OBSERVAÇÕES SOBRE UM ARTIGO CURIOSO
No artigo abaixo transcrito (*), publicado em “O Globo” de 18.03.2014, o autor (Rodrigo Constantino) sai em defesa dos liberais e conservadores, que não gostam de ser chamados (pela “esquerda radical”) de imperialistas, racistas, fascistas etc. Para se contrapor a esses esquerdistas, arrola uma série de citações de Marx e Engels extraídas do livro “O marxismo e a questão racial”, do cubano (exilado) Carlos Moore (onde, suponho, estão citadas as fontes originais dessas citações) que comprovariam a sua “visão imperialista ariana e racista” ...
Supondo que
sejam fidedignas as citações, é necessário situá-las dentro do devido contexto
histórico e da perspectiva geral adotada por Marx e Engels, que é a da defesa
do maior desenvolvimento do capitalismo e da luta de classes que lhe é
inerente. Eles elogiam o capitalismo, na medida em que esse modo de produção
representa um avanço brutal com relação ao feudalismo, e aos modos de produção
anteriores. Representa um estágio superior de desenvolvimento das forças
produtivas. O capitalismo é superior a todos os outros modos de produção que o antecederam. Mas ele também está condenado a desaparecer, em sua visão,
substituído por um modo de produção mais avançado, que seria o socialista/
comunista, sobre o qual, aliás, Marx escreveu pouquíssimo, ao contrário do que
muita gente pensa. “O Capital” propõe-se a fazer a “anatomia da sociedade
burguesa”, isto é, a anatomia do
capitalismo. Essa lacuna em seu pensamento deu margem a que fosse
utilizado, no século XX, de múltiplas, distorcidas e até criminosas maneiras na
prática pelos que procuraram fazer o seu desdobramento ... O desejado desenvolvimento do capitalismo
explica, nas citações arroladas, o elogio à expansão imperialista dos EUA sobre
o México, a defesa do papel econômico progressista da Inglaterra (então o país
capitalista mais desenvolvido) na Índia, a conquista da Argélia etc. Para Marx e Engels, o avanço do capitalismo,
ao mesmo tempo que requer a destruição de estruturas atrasadas, lança as bases
materiais da sociedade moderna em outras regiões do planeta (a tradição
marxiana sempre viu o mundo de forma globalizada). Trata-se, sim, de uma visão pró imperialista,
na medida em que desejam que o capitalismo se expanda nessas regiões mais
atrasadas, o que significaria para estas também um avanço, face à sua situação
feudal ou de outra natureza. Querem que o capitalismo desenvolva todas as suas
potencialidades, visando a sua substituição futura por um modo de produção mais
avançado, de caráter socialista/ comunista.
A luta de
classes, para eles, era inerente ao processo histórico. Ocorrera em todos os
modos de produção. No capitalismo, a luta era entre a burguesia e a classe
trabalhadora. E politicamente optaram por esta última, que, vitoriosa, levaria
ao advento da nova sociedade. Assim, analisaram sempre as circunstâncias
objetivas da Europa sob a ótica da classe trabalhadora. Entende-se assim a
citação relativa ao posicionamento antifrancês na guerra franco-prussiana.

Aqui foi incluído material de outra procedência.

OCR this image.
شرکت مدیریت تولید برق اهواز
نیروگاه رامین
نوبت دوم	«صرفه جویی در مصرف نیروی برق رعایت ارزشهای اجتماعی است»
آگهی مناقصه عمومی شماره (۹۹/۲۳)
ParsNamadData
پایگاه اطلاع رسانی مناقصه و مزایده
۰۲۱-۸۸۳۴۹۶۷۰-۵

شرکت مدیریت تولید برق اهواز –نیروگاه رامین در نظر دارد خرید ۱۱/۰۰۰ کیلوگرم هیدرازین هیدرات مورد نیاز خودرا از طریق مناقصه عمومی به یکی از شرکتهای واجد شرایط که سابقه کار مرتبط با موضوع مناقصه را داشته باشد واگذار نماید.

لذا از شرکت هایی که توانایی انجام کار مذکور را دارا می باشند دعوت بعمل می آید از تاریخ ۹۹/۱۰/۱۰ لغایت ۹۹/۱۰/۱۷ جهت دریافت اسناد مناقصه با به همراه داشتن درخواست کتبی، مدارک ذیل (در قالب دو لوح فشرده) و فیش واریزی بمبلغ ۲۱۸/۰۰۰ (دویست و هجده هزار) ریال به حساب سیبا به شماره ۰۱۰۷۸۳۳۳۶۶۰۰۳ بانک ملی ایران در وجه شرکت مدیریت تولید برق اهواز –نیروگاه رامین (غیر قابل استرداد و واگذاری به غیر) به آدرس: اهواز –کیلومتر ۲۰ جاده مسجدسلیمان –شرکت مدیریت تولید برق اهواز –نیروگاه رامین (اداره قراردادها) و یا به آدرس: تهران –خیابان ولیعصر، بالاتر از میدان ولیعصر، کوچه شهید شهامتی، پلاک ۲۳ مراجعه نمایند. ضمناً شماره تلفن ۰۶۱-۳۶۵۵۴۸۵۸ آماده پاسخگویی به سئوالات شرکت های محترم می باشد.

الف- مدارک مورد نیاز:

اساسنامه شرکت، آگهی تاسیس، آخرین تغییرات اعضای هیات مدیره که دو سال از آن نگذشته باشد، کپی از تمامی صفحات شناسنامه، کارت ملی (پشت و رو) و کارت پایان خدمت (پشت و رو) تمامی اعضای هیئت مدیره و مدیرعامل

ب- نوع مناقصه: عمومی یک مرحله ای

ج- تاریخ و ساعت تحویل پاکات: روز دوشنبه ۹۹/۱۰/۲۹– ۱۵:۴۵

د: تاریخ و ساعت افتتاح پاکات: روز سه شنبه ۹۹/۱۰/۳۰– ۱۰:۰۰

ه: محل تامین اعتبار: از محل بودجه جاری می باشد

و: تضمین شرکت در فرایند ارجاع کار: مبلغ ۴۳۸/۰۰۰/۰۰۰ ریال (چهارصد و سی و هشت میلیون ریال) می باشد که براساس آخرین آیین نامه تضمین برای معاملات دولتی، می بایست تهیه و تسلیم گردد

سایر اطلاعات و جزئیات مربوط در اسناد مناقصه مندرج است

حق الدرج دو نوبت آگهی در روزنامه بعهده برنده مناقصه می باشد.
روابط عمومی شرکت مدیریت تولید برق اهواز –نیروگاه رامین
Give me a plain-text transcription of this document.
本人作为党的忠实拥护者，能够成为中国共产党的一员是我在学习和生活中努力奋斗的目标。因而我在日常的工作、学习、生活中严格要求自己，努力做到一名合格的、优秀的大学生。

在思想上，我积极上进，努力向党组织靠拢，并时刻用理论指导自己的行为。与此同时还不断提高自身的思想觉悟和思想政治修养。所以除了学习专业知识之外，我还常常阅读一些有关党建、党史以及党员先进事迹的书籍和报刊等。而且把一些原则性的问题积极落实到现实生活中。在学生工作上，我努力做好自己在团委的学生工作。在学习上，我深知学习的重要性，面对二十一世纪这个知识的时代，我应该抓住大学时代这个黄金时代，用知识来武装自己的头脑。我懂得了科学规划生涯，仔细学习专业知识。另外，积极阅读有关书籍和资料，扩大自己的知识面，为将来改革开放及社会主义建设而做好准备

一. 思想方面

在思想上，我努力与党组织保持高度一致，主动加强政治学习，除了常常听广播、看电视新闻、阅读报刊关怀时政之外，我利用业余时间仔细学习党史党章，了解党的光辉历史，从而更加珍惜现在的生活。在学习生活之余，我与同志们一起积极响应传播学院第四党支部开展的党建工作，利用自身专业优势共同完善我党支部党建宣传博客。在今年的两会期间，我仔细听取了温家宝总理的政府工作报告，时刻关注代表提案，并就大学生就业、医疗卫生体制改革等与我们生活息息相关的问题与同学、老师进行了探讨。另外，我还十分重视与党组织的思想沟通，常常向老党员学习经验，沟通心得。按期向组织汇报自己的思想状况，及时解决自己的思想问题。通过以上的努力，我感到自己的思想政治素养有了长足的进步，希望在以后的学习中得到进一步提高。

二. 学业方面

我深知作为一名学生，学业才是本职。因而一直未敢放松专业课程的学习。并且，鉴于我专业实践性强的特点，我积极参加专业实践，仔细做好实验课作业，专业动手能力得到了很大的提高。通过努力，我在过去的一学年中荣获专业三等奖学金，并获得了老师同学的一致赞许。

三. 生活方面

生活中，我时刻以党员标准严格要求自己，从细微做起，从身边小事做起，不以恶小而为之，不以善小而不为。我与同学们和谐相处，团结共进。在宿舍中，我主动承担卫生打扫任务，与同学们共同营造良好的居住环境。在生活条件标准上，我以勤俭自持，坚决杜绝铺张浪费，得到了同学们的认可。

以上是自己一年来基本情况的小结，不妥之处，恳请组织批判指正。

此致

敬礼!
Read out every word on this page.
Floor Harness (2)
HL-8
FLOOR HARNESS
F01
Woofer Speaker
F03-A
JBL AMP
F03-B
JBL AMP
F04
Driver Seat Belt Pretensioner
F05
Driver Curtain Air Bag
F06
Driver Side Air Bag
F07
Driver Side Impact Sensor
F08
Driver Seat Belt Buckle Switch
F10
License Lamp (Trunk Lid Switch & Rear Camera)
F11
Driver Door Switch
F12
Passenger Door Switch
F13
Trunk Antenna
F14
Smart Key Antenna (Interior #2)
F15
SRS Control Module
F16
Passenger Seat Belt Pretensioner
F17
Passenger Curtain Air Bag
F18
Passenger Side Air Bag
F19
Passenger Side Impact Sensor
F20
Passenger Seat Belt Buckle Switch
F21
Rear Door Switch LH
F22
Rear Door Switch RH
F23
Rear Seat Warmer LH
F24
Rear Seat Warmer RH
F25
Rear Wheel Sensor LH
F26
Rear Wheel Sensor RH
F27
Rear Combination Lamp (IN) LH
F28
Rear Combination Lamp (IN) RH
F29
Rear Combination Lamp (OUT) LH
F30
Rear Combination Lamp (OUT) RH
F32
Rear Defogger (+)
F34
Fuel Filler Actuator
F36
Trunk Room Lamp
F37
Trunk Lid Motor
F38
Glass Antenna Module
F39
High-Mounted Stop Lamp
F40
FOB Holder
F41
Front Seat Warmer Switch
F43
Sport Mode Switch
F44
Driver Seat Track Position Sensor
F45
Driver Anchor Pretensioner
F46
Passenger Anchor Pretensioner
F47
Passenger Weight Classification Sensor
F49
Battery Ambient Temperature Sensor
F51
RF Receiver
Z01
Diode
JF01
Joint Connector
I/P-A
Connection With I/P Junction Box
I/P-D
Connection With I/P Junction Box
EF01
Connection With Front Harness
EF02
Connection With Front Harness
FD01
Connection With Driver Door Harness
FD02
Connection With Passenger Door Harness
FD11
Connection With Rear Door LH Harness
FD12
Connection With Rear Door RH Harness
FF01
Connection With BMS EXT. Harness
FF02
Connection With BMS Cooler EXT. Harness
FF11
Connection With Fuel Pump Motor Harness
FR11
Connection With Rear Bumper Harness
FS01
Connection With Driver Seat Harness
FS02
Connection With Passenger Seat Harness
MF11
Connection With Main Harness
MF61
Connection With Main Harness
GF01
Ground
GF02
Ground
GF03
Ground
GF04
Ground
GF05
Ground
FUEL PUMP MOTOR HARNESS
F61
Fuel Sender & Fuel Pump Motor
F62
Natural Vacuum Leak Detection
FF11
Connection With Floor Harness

Acharam que seria melhor para o movimento operário a vitória germânica, uma vez
que a classe trabalhadora alemã estava mais organizada e conscientizada do que
a francesa...
Quanto à
escravidão, a julgar pelas citações, julgam-na como “uma categoria econômica de
fundamental importância”. E a elogiam, pela sua contribuição ao progresso
econômico da América do Norte. Embora reconheçam que ela tem um lado “mau”,
veem a instituição da escravidão friamente, no que ela contribui para o
desenvolvimento do capital. Sua visão, no caso, é a do economista clássico
(lembremo-nos da definição de Carlyle, de que a economia é a “dismal science”,
a ciência lúgubre ou sombria...). Enfatizam o lado “bom” da escravidão, quer
dizer, era boa para o processo de acumulação do capital global, com base no
comércio de escravos-mercadorias, sendo que a burguesia da época (cristã,
naturalmente) considerou-a muito conveniente e a empregou extensamente na
economia açucareira e cafeeira do Brasil, na
economia algodoeira do sul dos EUA, nas Antilhas e em outras regiões (a
escravidão era vista então com naturalidade, e até a Igreja, as irmandades
católicas, entidades filantrópicas etc possuíam escravos...)
Quanto à
citação em que afirmam “a superioridade dos arianos e semitas”, aqui, mais do
que em outros lugares, é preciso analisar o devido contexto. Superioridade em
quê? Não se trata certamente da superioridade absoluta, como queriam os
nazistas, pois afirmam uma superioridade devida à alimentação (referem-se ao
consumo de carne e leite), o que nos leva a um ponto de vista meramente físico,
fisiológico... Uma “raça” mais bem alimentada certamente tem melhores condições
físicas do que uma subnutrida, é “superior” a esta... Mas é possível que haja racismo em seus
textos. Afinal, eles são autores do século XIX!. E de lá para cá muita coisa
evoluiu no campo do conhecimento relativo a essa questão, principalmente depois
da tempestade nazista...
(*) O artigo, que consta em http://oglobo.globo.com/opiniao/imperialistas-arianos-racistas-11905014#ixzz2wRDsp7zZ , é o seguinte:
IMPERIALISTAS, ARIANOS E RACISTAS
Rodrigo Constantino
“Sem escravidão, a América do Norte, a
nação mais progressista, ter-se-ia transformado em um país patriarcal. Apenas
apague a América do Norte do mapa e você conseguirá anarquia, a deterioração
completa do comércio e da civilização moderna.”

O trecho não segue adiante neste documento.